Software Architecture and Implementation in Zero-Touch Automation

I know that I’ve saved the hardest of the zero-touch issues for last.  The technical or software architecture almost has to be considered at the end, because you can’t talk about it without framing scope and functionality.  Those who read my last blog know that I touched on technical issues with the comment that a concurrent, model-driven, scalable process implementation of zero-touch was critical.  Here I’ll expand on that point, and raise other structural questions.

I want you to imagine for a moment the network and customer base of a large Tier One.  They have millions of customers, tens of millions of services, and tens of thousands of different offices and vaults where equipment is installed.  A typical service is a cooperative relationship that could easily require thousands of different devices and trunks.  And that’s without software virtualization and function hosting!

Every day, every hour or minute, something is happening in such an environment.  Worse yet, there are many critical and common elements in the infrastructure, things that when broken will impact many services and many customers.  Anyone who’s ever run a network operations center or even visited a NOC regularly will recognize the problems of a fault avalanche.  One thing triggers thousands of alarms, which of course means it triggers thousands of events.  It’s then up to the operator to remedy things.

Or it was.  Now it’s up to zero-touch automation, and our problems can be traced from the origin of that critical common fault to its ultimate remediation.

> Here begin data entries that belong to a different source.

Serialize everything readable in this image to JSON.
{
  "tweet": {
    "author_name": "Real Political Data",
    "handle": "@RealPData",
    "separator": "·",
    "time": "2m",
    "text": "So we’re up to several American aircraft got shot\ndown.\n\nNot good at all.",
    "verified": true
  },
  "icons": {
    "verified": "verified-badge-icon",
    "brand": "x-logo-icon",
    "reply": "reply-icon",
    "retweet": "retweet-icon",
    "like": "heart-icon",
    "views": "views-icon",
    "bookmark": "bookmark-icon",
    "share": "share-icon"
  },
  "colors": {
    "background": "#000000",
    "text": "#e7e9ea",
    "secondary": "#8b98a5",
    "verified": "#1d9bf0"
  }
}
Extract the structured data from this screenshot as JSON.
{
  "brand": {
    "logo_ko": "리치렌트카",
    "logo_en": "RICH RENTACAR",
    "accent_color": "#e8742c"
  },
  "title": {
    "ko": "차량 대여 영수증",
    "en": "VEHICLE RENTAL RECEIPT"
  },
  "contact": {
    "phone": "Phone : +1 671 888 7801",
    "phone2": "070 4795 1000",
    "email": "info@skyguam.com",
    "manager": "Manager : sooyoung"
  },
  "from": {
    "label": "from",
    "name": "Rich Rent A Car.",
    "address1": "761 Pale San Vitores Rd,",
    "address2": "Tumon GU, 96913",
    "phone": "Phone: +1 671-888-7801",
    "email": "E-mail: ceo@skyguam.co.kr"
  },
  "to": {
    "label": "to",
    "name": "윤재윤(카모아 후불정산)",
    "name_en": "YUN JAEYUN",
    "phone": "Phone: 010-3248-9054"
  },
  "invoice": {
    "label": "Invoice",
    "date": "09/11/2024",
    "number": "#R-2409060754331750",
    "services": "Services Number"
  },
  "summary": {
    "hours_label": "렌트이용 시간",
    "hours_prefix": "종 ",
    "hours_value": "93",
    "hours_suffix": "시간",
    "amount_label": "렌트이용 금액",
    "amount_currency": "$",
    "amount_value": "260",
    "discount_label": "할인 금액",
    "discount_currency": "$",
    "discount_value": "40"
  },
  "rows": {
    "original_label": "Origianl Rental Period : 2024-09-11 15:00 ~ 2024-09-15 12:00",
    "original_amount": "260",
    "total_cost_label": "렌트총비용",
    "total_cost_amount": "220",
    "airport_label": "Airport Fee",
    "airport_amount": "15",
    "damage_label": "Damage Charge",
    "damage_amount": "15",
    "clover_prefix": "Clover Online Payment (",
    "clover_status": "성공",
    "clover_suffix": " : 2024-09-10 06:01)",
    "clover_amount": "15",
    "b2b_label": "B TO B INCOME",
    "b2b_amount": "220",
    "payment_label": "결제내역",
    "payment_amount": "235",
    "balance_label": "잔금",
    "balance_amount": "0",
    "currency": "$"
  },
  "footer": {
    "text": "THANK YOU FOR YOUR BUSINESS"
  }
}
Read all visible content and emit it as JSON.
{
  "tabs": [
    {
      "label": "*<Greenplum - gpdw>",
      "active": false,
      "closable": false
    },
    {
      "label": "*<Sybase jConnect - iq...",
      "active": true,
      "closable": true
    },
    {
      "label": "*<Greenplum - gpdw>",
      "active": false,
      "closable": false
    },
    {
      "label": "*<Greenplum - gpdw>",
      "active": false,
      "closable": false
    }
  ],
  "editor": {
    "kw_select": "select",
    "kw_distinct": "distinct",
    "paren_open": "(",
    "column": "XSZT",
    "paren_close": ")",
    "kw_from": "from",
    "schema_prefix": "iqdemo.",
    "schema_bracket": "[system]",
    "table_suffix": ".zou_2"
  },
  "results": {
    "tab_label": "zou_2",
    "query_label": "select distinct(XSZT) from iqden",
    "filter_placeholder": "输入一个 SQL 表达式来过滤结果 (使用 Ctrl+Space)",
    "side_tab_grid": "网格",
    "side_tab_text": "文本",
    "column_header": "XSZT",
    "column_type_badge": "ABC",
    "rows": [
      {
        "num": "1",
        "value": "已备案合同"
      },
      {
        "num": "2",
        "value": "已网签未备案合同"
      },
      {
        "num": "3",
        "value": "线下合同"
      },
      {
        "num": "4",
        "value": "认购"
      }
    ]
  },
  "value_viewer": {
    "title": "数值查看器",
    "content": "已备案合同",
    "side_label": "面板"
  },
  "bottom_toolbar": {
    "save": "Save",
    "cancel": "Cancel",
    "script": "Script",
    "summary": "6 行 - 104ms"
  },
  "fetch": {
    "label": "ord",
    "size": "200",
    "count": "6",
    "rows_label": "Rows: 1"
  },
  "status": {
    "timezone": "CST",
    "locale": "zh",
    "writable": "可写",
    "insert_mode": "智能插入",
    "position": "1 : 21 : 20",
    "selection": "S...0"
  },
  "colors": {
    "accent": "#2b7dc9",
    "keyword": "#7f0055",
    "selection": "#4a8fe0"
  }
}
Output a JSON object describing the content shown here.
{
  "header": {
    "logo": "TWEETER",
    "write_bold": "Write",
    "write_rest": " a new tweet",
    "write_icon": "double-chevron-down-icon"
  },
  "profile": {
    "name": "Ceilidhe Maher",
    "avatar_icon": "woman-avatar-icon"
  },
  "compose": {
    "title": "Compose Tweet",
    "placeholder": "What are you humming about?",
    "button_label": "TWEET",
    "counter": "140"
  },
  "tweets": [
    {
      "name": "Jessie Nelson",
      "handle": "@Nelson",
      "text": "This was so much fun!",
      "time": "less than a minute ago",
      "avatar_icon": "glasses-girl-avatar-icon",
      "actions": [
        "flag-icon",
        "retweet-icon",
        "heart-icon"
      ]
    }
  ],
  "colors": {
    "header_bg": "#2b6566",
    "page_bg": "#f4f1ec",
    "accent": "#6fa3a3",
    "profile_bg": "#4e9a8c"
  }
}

Suppose we have a big trunk failure.  It impacts thousands of services, but which ones are impacted?  The first question in any kind of automated response to lifecycle conditions is how you associate a condition to a lifecycle.  Some say you don’t.  The traditional approach to facility problems is to forget about service-level remediation and focus on “facility remediation.”  If Trunk A broke, either fix it or replace it, and if you do that you can put service Humpty back together again.  Stated without the nursery rhyme association, this approach says that you focus on resource management and forget services.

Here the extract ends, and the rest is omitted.